There is the practical consideration of the timing of this shift, given that the testnet program for Gnosis is kicking off this week. Following is a proposal

  • Add support for “gnosis” as a network on the hosted service, Studio and graph-cli (i.e. we will not be using “xdai”). This network identifier will be used for the testnet, and the configuration changes for this are in progress. ← we are here
  • Add aliasing support to Graph Node, ahead of introduction of the Epoch Block Oracle and any new networks on mainnet.
  • Revisit the networks.md to better scale for the increased configuration requirements (include aliases, more machine readable) - will require indexer & core develper feedback!
  • The Graph Council can then approve the addition of CAIP-2 networks, with aliases, on the mainnet deployment
  • In the future, CAIP-2 networks could be permissionlessly added, and we can migrate away from alias usage via migrations in graph-cli, and potentially based on Graph Node manifest versioning

This GIP looks good to me. I agree that extending the number of characters used for the reference part of the ID makes sense and should do no harm.
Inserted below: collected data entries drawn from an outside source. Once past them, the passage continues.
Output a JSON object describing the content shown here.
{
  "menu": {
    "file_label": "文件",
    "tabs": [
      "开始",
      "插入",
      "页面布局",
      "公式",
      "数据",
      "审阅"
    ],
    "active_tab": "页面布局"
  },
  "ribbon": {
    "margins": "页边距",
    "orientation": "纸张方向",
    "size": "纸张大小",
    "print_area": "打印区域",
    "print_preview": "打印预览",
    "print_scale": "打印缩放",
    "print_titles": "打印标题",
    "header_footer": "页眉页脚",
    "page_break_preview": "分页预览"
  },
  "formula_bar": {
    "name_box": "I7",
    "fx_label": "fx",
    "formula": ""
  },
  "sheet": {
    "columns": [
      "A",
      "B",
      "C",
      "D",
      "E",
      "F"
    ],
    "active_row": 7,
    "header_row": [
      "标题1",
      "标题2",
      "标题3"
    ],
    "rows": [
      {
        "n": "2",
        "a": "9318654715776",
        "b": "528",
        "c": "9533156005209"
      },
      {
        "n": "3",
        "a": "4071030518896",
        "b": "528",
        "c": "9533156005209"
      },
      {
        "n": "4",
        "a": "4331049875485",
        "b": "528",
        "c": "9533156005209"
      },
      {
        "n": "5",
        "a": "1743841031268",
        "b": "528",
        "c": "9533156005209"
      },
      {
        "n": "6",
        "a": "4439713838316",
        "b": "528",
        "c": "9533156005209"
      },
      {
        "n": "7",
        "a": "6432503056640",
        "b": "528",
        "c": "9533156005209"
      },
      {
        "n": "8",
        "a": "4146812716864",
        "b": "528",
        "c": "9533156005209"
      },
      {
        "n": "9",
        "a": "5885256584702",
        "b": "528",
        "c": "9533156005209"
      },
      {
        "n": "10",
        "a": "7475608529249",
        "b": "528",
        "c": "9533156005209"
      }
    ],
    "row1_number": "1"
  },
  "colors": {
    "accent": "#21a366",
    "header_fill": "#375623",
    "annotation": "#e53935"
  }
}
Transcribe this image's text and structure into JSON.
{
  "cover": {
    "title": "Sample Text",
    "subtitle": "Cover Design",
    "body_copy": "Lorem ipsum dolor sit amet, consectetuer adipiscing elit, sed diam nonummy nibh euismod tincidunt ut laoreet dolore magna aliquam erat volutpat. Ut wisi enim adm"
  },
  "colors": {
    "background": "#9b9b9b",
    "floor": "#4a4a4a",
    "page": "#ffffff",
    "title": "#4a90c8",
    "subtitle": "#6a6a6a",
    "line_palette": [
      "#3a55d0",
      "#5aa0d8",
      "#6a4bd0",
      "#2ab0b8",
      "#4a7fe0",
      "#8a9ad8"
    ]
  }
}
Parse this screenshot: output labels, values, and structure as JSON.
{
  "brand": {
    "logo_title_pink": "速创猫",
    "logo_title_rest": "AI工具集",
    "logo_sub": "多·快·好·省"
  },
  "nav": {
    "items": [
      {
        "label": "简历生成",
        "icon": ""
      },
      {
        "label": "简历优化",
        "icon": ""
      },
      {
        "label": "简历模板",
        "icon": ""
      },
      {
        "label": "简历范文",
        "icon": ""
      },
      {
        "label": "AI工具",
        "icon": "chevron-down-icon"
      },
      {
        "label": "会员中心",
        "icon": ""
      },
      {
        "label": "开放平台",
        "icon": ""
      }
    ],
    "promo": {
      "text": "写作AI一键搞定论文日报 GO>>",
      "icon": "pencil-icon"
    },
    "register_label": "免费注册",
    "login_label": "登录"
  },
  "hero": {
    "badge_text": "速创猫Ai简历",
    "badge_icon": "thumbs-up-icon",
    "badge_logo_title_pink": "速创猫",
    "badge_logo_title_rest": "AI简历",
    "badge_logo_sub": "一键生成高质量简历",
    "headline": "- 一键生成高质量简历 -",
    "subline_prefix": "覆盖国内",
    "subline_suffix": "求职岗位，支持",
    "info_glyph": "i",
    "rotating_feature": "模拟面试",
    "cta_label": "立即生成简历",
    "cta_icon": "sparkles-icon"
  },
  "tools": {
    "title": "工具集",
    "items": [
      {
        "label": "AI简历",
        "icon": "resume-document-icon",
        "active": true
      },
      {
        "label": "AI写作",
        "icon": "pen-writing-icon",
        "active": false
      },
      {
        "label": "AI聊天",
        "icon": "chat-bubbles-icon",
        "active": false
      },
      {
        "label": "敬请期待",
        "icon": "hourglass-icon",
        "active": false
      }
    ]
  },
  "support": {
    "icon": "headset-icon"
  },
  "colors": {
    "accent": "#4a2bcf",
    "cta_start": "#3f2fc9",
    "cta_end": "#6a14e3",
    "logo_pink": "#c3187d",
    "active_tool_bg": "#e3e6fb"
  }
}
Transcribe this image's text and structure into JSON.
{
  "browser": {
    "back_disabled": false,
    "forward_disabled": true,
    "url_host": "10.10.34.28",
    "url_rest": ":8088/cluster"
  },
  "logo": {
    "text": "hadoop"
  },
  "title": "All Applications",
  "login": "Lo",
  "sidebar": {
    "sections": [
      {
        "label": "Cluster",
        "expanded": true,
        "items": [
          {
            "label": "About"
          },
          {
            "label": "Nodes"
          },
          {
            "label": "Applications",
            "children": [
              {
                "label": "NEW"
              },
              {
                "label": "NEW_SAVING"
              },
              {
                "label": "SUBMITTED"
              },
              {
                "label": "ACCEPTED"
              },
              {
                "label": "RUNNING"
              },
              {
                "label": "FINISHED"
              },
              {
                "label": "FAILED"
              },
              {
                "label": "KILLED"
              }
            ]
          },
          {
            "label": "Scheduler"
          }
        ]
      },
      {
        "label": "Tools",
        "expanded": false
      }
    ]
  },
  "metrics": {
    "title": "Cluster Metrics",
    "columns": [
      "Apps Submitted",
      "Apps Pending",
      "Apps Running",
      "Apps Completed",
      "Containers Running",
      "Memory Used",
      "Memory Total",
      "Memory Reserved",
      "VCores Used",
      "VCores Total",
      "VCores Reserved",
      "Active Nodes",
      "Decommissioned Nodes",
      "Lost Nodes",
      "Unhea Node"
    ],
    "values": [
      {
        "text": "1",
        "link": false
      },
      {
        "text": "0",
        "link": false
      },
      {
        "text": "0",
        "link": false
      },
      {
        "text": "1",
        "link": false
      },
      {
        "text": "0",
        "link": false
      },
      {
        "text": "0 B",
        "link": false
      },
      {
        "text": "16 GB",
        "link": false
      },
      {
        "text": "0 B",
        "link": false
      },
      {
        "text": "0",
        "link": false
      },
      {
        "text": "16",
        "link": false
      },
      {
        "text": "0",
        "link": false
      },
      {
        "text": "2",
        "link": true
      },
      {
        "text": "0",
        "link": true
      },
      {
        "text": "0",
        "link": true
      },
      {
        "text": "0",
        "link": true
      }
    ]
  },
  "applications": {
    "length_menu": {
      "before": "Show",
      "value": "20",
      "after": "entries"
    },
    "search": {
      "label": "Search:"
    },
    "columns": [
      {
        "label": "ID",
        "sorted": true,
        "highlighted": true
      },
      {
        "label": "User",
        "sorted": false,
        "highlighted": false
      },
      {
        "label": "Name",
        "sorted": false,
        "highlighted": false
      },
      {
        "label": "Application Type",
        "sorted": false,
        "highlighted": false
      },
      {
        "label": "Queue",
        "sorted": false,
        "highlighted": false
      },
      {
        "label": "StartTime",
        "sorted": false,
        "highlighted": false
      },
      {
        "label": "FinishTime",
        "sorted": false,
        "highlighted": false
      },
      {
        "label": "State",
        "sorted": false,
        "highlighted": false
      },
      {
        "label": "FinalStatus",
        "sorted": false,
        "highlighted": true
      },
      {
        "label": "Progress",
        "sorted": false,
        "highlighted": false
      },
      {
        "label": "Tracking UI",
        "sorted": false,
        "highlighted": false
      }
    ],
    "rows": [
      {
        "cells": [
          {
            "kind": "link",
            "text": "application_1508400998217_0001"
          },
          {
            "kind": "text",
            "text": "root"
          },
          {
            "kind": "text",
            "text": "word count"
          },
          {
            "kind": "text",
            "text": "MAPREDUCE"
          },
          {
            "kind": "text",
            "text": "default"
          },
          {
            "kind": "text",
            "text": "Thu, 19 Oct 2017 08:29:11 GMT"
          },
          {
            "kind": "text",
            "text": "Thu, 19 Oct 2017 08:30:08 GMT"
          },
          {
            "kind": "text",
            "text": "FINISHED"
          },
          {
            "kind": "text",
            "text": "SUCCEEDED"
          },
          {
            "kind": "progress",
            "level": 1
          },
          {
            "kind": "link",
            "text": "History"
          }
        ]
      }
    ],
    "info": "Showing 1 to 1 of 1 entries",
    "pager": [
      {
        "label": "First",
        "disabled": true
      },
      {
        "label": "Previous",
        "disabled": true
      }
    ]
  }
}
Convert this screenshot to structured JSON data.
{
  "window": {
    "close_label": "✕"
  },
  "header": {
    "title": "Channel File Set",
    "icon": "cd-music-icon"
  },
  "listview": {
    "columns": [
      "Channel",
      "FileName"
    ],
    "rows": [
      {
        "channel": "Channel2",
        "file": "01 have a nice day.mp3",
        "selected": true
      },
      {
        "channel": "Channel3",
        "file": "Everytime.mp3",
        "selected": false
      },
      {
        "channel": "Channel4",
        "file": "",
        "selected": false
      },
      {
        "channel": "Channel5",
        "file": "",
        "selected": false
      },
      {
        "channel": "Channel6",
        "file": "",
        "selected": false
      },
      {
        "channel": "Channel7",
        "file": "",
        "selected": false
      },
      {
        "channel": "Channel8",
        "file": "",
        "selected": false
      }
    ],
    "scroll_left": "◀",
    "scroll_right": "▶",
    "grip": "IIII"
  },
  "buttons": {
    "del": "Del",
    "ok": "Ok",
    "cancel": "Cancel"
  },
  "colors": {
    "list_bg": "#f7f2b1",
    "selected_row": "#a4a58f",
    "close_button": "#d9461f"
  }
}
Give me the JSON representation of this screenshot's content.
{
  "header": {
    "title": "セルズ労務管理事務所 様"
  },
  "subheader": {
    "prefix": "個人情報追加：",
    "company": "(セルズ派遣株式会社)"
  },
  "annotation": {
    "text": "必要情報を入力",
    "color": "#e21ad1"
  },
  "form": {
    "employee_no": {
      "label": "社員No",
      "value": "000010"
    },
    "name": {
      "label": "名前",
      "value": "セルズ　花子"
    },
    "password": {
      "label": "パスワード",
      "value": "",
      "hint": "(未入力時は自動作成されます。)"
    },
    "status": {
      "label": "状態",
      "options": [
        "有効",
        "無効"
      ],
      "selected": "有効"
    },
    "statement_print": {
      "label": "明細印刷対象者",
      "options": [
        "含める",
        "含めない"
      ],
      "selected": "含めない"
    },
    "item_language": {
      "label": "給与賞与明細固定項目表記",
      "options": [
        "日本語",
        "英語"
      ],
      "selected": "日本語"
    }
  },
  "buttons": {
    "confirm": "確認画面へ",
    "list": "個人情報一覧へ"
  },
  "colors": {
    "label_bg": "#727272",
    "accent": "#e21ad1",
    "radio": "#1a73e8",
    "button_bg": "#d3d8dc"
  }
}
An open question I have is about whether we really have to split up protocol (e.g. ethereum/eip155, cosmos etc.) from specific chains like eip155:1, eip155:137. Are there any places where we distinguish between the protocol and the specific chain? If not, I’d be all for simplifying and not introducing aliasing in two places.

Thanks @jannis, yes agreed that I think we can alias only for the specific chain, and the protocol-level aliasing is not necessary given the current implementation (and less aliasing is better!)

Hey @adamfuller, should we set up a GGP to approve this GIP, so we cover all bases needed for going multi-chain? If so, could you allocate a GIP number to this proposal?

The antelope (EOSIO) CAIP ids will be truncated to the first 32 chararacters of the chain ID to deal with this.